Carson, 50, has been to 27 countries and 45 of the 50 states, but the California resident woke up one day and realized she knew only small sections of her own state.
It all started several years ago when her son—now in high school—was in fourth grade putting together his mission project.
“I had only been to two and I didn’t know there were 21 of them,” Carson said.
While the entire journey will be roughly 800 miles, the avid walker is doing it in several legs. Carson started the first section, which spans more than 426 miles from Sonoma to San Luis Obispo, this month. Carson has given up measuring exact distances and estimated she added at least 20 miles by missing a crucial bike path and getting lost.
“I’ve probably gotten lost a couple times,” Carson said to the Free Lance. “I’ve gone through towns a couple times.”
So far, Carson has mostly been staying with strangers who signed up to host fellow travelers through online groups such as warmshowers.org and servas.org. In San Juan Bautista, Carson stayed with long-distance biker Jim Ostdick who wrote a book about his 8,000-mile trek across the nation on bicycle. They swapped travel stories and Carson visited the mission she had traveled so far to see.
“I loved it,” she said. “It was so interesting because it was on the fault line and part of the original road is along the fault line.”

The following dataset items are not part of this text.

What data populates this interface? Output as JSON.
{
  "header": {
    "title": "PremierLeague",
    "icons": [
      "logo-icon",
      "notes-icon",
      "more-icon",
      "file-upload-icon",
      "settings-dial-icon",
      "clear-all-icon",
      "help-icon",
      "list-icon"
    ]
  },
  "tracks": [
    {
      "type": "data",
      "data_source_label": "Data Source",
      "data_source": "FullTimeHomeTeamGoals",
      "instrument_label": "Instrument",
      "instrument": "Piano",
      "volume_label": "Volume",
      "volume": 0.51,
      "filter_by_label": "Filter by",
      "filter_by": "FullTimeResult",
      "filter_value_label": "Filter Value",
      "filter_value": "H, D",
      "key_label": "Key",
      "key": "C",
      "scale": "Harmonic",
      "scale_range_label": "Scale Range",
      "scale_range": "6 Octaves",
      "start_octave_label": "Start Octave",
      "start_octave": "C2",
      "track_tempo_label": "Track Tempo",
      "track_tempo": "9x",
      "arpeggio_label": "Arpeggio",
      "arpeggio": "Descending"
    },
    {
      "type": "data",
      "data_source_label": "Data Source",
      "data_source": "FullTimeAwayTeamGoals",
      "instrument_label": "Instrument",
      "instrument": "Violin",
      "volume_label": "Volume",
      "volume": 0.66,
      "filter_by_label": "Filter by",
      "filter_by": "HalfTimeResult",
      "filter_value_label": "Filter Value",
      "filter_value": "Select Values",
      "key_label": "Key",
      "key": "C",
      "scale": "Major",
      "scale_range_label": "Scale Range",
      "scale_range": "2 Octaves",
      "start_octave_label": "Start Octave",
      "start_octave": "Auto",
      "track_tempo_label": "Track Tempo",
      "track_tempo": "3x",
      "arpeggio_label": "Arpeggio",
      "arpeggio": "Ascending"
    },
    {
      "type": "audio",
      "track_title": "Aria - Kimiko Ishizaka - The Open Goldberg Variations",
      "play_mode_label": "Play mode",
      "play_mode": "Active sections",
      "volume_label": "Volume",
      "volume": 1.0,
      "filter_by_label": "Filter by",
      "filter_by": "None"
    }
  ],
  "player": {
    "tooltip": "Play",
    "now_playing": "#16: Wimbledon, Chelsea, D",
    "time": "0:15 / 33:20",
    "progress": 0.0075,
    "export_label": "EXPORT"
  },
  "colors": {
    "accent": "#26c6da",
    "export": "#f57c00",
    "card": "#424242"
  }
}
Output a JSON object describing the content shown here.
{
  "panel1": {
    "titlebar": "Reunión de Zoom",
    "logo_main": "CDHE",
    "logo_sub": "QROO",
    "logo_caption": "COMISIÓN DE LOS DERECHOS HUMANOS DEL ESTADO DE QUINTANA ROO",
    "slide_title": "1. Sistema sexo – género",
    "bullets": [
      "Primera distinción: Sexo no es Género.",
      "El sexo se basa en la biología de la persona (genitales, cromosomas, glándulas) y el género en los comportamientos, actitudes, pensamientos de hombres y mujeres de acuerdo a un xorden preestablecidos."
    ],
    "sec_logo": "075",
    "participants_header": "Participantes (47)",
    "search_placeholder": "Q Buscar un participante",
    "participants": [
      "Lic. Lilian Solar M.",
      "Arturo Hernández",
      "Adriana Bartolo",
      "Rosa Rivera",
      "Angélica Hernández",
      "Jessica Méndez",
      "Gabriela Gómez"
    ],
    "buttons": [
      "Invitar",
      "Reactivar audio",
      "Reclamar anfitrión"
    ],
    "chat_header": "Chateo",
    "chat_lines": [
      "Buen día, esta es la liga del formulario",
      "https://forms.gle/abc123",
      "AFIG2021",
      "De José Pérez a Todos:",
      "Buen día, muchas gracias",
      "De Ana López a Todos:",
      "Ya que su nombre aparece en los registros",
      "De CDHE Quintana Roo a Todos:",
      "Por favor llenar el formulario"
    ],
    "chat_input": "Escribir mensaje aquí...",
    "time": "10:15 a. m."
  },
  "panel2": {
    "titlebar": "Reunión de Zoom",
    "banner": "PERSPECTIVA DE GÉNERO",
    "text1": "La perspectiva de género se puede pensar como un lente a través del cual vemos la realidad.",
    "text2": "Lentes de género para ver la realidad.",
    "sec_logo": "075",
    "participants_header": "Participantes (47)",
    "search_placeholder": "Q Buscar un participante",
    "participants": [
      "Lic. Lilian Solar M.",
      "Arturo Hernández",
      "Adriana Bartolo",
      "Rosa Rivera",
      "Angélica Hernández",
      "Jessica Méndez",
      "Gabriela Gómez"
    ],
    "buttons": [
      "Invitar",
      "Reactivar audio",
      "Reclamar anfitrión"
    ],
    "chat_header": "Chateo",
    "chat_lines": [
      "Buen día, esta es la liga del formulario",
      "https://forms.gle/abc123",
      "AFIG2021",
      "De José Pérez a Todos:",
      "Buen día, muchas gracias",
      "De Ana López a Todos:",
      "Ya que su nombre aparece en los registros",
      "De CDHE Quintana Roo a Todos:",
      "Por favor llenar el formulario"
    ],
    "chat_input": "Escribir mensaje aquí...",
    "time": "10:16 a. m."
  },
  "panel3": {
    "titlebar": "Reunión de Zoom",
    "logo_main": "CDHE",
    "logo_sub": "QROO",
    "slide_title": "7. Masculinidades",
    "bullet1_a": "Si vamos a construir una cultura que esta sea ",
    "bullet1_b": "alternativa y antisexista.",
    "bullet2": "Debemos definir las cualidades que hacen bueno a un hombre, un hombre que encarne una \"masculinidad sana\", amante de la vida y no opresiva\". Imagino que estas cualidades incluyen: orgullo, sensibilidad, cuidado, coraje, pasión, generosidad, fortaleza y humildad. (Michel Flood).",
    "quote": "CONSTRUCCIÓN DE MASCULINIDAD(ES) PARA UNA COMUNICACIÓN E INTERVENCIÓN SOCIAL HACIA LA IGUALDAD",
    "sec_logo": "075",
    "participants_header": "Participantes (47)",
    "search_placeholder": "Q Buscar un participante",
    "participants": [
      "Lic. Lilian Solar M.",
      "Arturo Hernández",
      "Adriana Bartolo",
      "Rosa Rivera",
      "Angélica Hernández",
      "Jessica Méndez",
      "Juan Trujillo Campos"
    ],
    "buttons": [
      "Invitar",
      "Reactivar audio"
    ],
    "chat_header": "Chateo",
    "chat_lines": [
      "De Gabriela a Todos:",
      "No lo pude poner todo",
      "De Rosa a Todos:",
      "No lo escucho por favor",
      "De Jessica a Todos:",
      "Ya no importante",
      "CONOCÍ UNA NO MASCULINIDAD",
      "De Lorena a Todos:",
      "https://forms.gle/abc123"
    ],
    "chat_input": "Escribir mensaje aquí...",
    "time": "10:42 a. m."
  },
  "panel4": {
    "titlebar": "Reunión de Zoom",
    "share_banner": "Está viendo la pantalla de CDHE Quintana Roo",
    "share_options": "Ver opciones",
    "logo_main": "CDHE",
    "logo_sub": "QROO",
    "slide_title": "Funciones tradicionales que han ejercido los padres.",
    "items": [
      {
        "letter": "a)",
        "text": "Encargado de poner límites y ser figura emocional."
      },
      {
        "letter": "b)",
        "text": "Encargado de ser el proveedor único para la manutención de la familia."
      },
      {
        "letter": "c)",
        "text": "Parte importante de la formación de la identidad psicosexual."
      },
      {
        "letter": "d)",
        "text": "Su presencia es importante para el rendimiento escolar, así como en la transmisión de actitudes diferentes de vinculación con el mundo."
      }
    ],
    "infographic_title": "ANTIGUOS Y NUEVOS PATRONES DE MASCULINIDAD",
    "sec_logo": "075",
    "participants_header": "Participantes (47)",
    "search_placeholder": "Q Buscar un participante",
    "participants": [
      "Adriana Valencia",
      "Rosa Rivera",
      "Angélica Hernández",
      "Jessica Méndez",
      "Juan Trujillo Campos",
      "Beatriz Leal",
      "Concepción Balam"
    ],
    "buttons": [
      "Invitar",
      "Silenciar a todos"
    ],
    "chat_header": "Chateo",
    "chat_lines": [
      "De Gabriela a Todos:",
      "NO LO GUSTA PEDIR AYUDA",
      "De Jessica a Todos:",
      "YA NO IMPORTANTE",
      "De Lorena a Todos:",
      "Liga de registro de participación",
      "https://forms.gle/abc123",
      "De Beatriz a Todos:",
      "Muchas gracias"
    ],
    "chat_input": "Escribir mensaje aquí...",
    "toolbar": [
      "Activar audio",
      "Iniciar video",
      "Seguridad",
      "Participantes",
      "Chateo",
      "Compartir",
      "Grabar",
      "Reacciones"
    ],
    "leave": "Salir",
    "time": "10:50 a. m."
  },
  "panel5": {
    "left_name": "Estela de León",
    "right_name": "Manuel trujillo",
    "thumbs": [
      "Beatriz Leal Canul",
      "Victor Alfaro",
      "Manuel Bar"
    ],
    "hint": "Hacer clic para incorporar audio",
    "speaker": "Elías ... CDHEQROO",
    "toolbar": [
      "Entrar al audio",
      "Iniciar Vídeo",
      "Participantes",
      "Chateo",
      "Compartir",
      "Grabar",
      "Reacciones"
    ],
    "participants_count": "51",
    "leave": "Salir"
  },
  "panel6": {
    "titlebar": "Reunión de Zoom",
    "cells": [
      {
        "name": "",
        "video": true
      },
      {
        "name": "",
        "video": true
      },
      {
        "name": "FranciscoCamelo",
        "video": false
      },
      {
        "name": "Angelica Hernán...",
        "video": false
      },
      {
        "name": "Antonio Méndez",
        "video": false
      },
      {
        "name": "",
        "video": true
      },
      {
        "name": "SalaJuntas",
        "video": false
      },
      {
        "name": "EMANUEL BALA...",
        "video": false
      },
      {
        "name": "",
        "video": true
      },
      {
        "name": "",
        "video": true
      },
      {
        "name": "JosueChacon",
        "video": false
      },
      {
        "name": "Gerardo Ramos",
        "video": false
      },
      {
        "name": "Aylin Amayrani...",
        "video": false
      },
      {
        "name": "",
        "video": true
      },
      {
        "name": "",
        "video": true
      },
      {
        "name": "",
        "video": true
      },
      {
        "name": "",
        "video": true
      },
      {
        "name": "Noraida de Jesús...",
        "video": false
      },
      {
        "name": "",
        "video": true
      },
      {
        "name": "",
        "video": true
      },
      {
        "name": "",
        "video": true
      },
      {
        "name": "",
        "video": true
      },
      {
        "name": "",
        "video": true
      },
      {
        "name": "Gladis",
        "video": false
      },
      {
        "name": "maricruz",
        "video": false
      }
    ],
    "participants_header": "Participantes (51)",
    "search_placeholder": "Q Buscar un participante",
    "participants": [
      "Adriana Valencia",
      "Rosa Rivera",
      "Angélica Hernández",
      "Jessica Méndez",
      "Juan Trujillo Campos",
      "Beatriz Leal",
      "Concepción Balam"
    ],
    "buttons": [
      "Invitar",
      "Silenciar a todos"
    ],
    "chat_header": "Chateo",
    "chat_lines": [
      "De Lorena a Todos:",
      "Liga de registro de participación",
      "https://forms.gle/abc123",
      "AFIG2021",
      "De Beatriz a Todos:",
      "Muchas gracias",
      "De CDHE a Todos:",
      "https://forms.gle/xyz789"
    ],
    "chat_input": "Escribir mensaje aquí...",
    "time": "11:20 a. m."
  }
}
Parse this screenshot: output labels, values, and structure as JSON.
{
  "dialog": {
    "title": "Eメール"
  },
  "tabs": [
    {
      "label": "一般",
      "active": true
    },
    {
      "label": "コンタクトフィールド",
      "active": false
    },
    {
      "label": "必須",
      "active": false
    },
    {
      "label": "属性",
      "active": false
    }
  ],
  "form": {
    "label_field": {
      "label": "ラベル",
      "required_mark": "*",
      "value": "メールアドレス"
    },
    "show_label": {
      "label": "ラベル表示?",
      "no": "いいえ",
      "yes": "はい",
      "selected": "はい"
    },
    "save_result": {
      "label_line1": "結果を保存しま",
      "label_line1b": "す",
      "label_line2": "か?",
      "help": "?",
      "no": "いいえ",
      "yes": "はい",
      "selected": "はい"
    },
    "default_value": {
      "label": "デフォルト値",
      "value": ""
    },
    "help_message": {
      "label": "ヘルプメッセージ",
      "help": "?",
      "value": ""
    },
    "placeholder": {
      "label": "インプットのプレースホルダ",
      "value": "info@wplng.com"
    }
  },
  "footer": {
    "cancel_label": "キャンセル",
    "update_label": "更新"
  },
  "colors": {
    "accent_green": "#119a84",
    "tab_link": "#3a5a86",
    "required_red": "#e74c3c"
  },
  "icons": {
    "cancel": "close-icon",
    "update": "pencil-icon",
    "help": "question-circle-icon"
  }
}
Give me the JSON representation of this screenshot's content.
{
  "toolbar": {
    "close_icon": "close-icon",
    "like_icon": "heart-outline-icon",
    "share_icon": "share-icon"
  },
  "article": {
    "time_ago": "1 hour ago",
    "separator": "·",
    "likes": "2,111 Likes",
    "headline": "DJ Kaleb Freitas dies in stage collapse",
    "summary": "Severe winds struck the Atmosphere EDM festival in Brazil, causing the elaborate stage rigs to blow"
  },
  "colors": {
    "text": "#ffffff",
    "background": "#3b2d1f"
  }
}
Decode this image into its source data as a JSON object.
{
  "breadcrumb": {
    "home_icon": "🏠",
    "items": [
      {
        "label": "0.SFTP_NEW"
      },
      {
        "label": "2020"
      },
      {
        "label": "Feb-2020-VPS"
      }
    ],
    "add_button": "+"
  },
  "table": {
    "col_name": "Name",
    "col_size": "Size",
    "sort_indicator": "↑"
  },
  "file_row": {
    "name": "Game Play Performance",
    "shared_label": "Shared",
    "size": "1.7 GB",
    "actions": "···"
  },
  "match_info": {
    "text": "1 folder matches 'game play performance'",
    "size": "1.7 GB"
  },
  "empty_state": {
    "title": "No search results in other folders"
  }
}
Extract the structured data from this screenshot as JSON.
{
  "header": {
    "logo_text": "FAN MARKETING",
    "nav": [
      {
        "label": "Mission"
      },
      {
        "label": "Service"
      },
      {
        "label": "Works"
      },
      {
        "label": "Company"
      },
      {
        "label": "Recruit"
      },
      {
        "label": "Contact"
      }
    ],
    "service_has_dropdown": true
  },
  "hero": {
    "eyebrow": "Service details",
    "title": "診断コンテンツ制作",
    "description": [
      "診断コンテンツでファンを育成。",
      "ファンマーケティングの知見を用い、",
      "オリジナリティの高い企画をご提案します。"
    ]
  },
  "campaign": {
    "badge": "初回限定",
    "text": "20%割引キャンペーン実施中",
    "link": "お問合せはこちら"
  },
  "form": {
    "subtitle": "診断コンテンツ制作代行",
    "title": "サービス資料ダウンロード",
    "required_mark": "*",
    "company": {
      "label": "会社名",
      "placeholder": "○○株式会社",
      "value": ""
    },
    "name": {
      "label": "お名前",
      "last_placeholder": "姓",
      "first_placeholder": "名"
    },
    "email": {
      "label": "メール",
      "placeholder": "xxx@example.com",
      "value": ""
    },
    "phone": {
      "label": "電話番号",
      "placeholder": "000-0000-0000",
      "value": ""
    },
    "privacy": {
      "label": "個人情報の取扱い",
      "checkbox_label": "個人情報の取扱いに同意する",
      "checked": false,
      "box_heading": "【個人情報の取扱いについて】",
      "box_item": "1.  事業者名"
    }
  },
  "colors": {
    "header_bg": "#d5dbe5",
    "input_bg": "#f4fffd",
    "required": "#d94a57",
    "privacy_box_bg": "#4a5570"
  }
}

San Juan Bautista is one town Carson is adding to her growing list of visited places. So is Watsonville.
“There’s so many places I’d never been to and you know they all have their own charm, and some of them don’t have any charm at all which is also interesting,” said the walker.
The next section of the trip will be from San Luis Obispo to San Diego, but Carson has yet to decide if she’ll do it “in one swoop” or over several, smaller trips, she said.
After finishing this journey, Carson is planning to take her walking passion overseas to trek El Camino del Santiago—or the “Way of St. James”—a 500-mile walk in Spain that she estimates will take her five to six weeks. Compared with this walk, the one abroad will be easy since thousands of pilgrims make the trip and there are overnight stopping spots called refugios.
“This one, you have to organize yourself,” she said. “It’s so not set up for pilgrims.”